Of course, all presidential candidates are reasonably affluent. Romney is the richest, with between 190 and 250 million dollars to his name, and Clinton is next, with 10 to 50 million dollars, mostly from her husband's lecture circuit (CBS News). Campaign finance laws restrict the amount of money you or I may donate to any given candidate (for 2008, individuals may not donate more than $2,300 per candidate per election), but politicians are allowed to spend as much of their own money as they want.
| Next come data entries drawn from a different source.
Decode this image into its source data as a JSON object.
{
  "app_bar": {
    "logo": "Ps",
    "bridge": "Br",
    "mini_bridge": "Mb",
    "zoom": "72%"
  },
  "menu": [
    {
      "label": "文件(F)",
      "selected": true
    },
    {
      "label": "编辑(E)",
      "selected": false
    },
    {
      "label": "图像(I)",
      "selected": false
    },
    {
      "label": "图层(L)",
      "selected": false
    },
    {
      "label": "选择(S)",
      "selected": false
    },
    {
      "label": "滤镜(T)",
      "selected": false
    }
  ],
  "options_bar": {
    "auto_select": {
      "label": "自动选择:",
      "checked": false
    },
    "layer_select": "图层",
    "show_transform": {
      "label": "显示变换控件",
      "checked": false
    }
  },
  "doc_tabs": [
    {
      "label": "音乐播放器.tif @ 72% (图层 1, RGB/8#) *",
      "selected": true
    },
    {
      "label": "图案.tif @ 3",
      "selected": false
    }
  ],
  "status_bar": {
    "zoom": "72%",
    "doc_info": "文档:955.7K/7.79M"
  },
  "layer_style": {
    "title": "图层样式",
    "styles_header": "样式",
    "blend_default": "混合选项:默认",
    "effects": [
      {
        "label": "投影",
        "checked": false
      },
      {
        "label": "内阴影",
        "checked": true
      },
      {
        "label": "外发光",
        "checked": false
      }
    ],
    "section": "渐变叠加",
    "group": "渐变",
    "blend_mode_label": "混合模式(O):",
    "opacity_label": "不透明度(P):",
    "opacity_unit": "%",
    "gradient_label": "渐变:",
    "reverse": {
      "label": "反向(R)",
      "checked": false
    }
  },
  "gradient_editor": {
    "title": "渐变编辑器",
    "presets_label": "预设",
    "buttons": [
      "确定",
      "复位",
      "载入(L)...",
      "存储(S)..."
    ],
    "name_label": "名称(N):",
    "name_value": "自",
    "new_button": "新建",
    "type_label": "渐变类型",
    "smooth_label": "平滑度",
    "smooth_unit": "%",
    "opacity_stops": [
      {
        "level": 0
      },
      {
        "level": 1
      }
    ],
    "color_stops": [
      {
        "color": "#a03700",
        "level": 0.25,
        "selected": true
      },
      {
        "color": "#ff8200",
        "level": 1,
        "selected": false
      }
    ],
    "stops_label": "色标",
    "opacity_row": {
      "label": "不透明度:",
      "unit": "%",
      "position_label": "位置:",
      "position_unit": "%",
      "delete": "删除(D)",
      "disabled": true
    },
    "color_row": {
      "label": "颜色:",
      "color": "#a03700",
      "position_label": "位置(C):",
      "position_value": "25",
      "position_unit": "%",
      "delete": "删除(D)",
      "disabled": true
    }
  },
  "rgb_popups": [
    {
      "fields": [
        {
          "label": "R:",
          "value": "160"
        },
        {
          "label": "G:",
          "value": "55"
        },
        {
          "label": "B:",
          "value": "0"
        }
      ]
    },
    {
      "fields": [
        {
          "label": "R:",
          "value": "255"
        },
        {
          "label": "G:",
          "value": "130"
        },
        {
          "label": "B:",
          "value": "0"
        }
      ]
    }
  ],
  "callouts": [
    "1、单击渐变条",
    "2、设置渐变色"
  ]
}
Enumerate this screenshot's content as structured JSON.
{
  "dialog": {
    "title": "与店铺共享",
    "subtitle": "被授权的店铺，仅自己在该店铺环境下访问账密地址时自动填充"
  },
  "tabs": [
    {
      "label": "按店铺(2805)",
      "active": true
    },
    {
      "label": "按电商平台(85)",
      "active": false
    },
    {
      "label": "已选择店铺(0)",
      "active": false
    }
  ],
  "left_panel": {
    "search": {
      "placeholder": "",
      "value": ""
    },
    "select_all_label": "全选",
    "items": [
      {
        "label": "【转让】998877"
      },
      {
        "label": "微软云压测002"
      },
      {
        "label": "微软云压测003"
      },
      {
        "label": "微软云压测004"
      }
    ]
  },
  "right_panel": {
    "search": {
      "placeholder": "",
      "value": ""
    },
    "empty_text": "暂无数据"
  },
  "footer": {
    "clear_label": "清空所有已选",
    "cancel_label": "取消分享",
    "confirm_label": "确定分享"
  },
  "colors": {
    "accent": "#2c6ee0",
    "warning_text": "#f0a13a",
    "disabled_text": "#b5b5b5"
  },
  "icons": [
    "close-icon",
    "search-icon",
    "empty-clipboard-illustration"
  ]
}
Which leads, of course, to Michael Bloomberg, mayor of New York City. Today he announced, while campaigning in California, that he has changed his party affiliation from Republican to Independent (he was a Democrat before running for mayor). Almost certainly he will run for President; he certainly enjoys stoking that fire. But without a major party to provide funding and machinery, does he stand a chance? To find a third-party candidate who did better than Ross Perot (close to 20% in 1992, splitting the right and assuring Clinton a win), you have to go all the way back to Roosevelt in 1912; Nader never cracked 5% (New York Times). Except that Bloomberg is Forbes' 44th richest American, with 5.5 billion dollars (Wikipedia). He will likely run on the Independence ticket --- the same one that sponsored Ross Perot, and on whose ticket he ran (along with the GOP endorsement) for mayor. He supports abortion rights and gay marriage, and is staunchly pro-business. And, it's rumored, he has already set aside $1 billion for a presidential campaign (ibid.). This is easily enough to be competitive.

Bloomberg is not, of course, my favorite of the presidential candidates, but I certainly wouldn't mind him in the White House. I'm amused by what his friend George Stephanopoulos said about his potential run (ibid.; Stephanopolous in italics):

1. 70% of the nation would need to feel as though the country is moving in the wrong direction. Check.
2. Both nominees would need to have disapproval ratings in the 40% range. Clinton and Romney.
3. 40% of the country would need to be open to a third party candidate. Likely?
4. 20-25% of the country would need to be "open to Mike Bloomberg." Time will tell.